Malone no doubt thought his reader would have understood he was speaking 
of a copy. Unfortunately, when Malone described the 'brown for second' 
error (in a book margin) he wrote down the wrong word himself.

Schoenbaum says of Johnson's 1765 transcription,

    That Johnson had not gone to the Archbishop of Canterbury's
    registry but had taken the easier course of following [BB] is
    suggested by his retention of the brown bed but also of other
    misreadings . . . (139)

Though it is in any case hard to believe that a scholar would take the 
easier course, repetition of the PCC errors was unavoidable if that was 
the copy-text. It would be hard to tell who took the 'easier course' and 
who didn't.

Malone was the first to correct the PCC misreadings retained in earlier 
transcripts. I would infer that he first read the original will. Had he 
seen the PCC copy he would not have accused Theobald of monkeying with 
the transcript. Malone's marginal comment about the PCC copy must have 
resulted from a later reading. I suppose he neglected to apologize to 
the fans of Theobald; scholarship means never having to say you're sorry.

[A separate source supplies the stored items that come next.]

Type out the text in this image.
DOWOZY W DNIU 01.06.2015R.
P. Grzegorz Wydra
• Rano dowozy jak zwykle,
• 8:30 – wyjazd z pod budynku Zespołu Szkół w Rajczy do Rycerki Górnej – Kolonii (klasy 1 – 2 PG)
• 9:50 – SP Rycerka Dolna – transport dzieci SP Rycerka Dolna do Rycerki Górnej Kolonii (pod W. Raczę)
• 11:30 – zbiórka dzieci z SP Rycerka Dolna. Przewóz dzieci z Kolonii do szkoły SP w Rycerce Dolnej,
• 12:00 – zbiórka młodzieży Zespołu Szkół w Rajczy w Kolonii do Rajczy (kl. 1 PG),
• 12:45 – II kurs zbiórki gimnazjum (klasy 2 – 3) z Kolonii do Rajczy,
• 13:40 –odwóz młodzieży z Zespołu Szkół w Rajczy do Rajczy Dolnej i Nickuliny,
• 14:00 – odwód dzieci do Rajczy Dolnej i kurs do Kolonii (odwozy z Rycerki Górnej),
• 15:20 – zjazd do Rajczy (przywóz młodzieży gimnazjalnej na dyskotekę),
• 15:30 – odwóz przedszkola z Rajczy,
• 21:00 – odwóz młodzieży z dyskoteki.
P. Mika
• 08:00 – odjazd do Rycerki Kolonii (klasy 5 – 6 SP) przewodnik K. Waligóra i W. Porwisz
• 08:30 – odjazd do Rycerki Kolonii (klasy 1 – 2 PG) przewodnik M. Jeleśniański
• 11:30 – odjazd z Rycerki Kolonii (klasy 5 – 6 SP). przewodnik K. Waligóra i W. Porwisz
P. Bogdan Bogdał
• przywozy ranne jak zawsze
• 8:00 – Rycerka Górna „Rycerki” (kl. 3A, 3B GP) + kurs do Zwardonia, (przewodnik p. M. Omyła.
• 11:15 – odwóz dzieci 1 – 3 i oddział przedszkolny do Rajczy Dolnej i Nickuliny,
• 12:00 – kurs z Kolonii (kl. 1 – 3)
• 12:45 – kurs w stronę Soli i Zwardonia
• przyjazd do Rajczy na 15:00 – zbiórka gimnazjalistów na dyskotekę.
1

Returning to B R Lewis, we find a strange chronology:

    In Lewis Theobald's The Works of Sh. (1733) a transcript
    follows the preface. . . The first printed transcript was . . .
    in . . . 1763.

Now how can a document that was printed in 1733 "come to light" in 1747? 
(The Reader's Encyclopedia gives 1847). And how might a will printed in 
1733 (Schoenbaum gives 1752) be "first printed" in 1763?

Much of Lewis's information was taken from Tannenbaum's _Problems  in 
Shakspere's Penmanship_, another good discussion complete with a 
beautiful facsimile. Lewis repeats an observation by T that earlier 
scholars are "strangely inaccurate" in their transcripts. Instead of 
assuming that other scholars copied each other, Tannenbaum makes a 
different mistaken assumption:

    How little qualified some of the eightennth century
    Shaksperians were in the realm of paleography is
    strikingly demonstrated by their misreadings of
    Shakspere's will. Theobald and the other editors after
    him read this famous bequest as "my brown best bed"
    . . . instead of "gilt bole," "gilt boxes," [etc]. (67)

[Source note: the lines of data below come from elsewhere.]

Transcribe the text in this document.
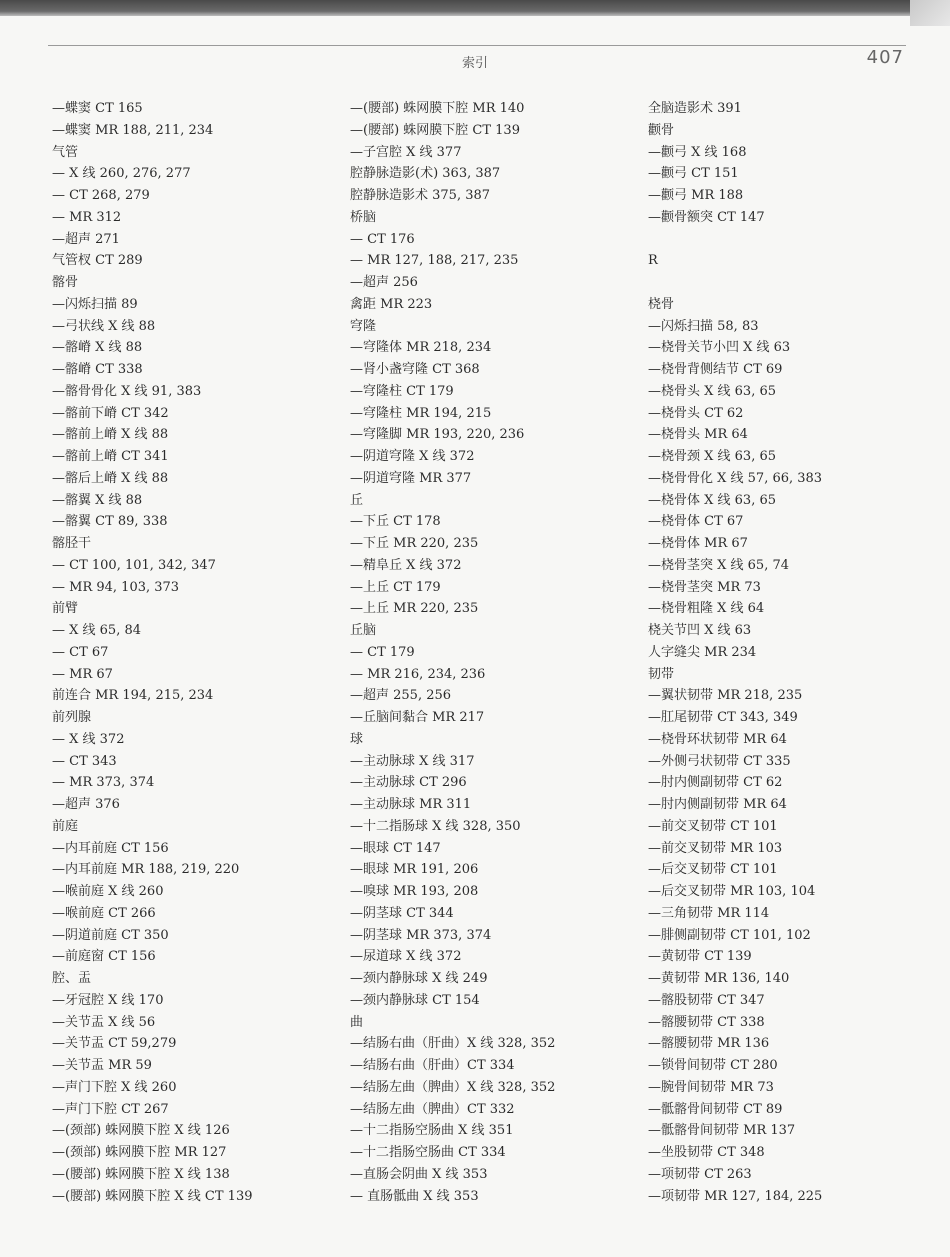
索引	407
—蝶窦 CT 165
—蝶窦 MR 188, 211, 234
气管
— X 线 260, 276, 277
— CT 268, 279
— MR 312
—超声 271
气管杈 CT 289
髂骨
—闪烁扫描 89
—弓状线 X 线 88
—髂嵴 X 线 88
—髂嵴 CT 338
—髂骨骨化 X 线 91, 383
—髂前下嵴 CT 342
—髂前上嵴 X 线 88
—髂前上嵴 CT 341
—髂后上嵴 X 线 88
—髂翼 X 线 88
—髂翼 CT 89, 338
髂胫干
— CT 100, 101, 342, 347
— MR 94, 103, 373
前臂
— X 线 65, 84
— CT 67
— MR 67
前连合 MR 194, 215, 234
前列腺
— X 线 372
— CT 343
— MR 373, 374
—超声 376
前庭
—内耳前庭 CT 156
—内耳前庭 MR 188, 219, 220
—喉前庭 X 线 260
—喉前庭 CT 266
—阴道前庭 CT 350
—前庭窗 CT 156
腔、盂
—牙冠腔 X 线 170
—关节盂 X 线 56
—关节盂 CT 59,279
—关节盂 MR 59
—声门下腔 X 线 260
—声门下腔 CT 267
—(颈部) 蛛网膜下腔 X 线 126
—(颈部) 蛛网膜下腔 MR 127
—(腰部) 蛛网膜下腔 X 线 138
—(腰部) 蛛网膜下腔 X 线 CT 139
—(腰部) 蛛网膜下腔 MR 140
—(腰部) 蛛网膜下腔 CT 139
—子宫腔 X 线 377
腔静脉造影(术) 363, 387
腔静脉造影术 375, 387
桥脑
— CT 176
— MR 127, 188, 217, 235
—超声 256
禽距 MR 223
穹隆
—穹隆体 MR 218, 234
—肾小盏穹隆 CT 368
—穹隆柱 CT 179
—穹隆柱 MR 194, 215
—穹隆脚 MR 193, 220, 236
—阴道穹隆 X 线 372
—阴道穹隆 MR 377
丘
—下丘 CT 178
—下丘 MR 220, 235
—精阜丘 X 线 372
—上丘 CT 179
—上丘 MR 220, 235
丘脑
— CT 179
— MR 216, 234, 236
—超声 255, 256
—丘脑间黏合 MR 217
球
—主动脉球 X 线 317
—主动脉球 CT 296
—主动脉球 MR 311
—十二指肠球 X 线 328, 350
—眼球 CT 147
—眼球 MR 191, 206
—嗅球 MR 193, 208
—阴茎球 CT 344
—阴茎球 MR 373, 374
—尿道球 X 线 372
—颈内静脉球 X 线 249
—颈内静脉球 CT 154
曲
—结肠右曲（肝曲）X 线 328, 352
—结肠右曲（肝曲）CT 334
—结肠左曲（脾曲）X 线 328, 352
—结肠左曲（脾曲）CT 332
—十二指肠空肠曲 X 线 351
—十二指肠空肠曲 CT 334
—直肠会阴曲 X 线 353
— 直肠骶曲 X 线 353
全脑造影术 391
颧骨
—颧弓 X 线 168
—颧弓 CT 151
—颧弓 MR 188
—颧骨额突 CT 147
R
桡骨
—闪烁扫描 58, 83
—桡骨关节小凹 X 线 63
—桡骨背侧结节 CT 69
—桡骨头 X 线 63, 65
—桡骨头 CT 62
—桡骨头 MR 64
—桡骨颈 X 线 63, 65
—桡骨骨化 X 线 57, 66, 383
—桡骨体 X 线 63, 65
—桡骨体 CT 67
—桡骨体 MR 67
—桡骨茎突 X 线 65, 74
—桡骨茎突 MR 73
—桡骨粗隆 X 线 64
桡关节凹 X 线 63
人字缝尖 MR 234
韧带
—翼状韧带 MR 218, 235
—肛尾韧带 CT 343, 349
—桡骨环状韧带 MR 64
—外侧弓状韧带 CT 335
—肘内侧副韧带 CT 62
—肘内侧副韧带 MR 64
—前交叉韧带 CT 101
—前交叉韧带 MR 103
—后交叉韧带 CT 101
—后交叉韧带 MR 103, 104
—三角韧带 MR 114
—腓侧副韧带 CT 101, 102
—黄韧带 CT 139
—黄韧带 MR 136, 140
—髂股韧带 CT 347
—髂腰韧带 CT 338
—髂腰韧带 MR 136
—锁骨间韧带 CT 280
—腕骨间韧带 MR 73
—骶髂骨间韧带 CT 89
—骶髂骨间韧带 MR 137
—坐股韧带 CT 348
—项韧带 CT 263
—项韧带 MR 127, 184, 225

Dr. T obviously had no idea that an early copy existed, but he should 
have considered the possibility that copying errors are more likely 
inherited than independently made.

The above observations are interesting to me as mysteries associated 
with the mysteries of the will. Puzzling them out passes the time as 
well as other puzzles, but the will must in my opinion remain something 
of a nonentity. About which I'll add some opinions.

First, the interlineations, given their 'proved' contemporary acceptance 
and their uniformity within the will, are genuine.  Second, I am in 
agreement with Tannenbaum that the will is a fair copy. The roughness is 
due to corrections and additions. Third, the gifts to the players was 
probably added not as an afterthought, but as a correction of omission 
made in copying.

Last, my guess is that the original will left probate with the Halls, as 
was commonly done in that day, and returned to the records after the 
resurgence of the poet's popularity. Malone may have been the first to 
report from it rather than the Register copy.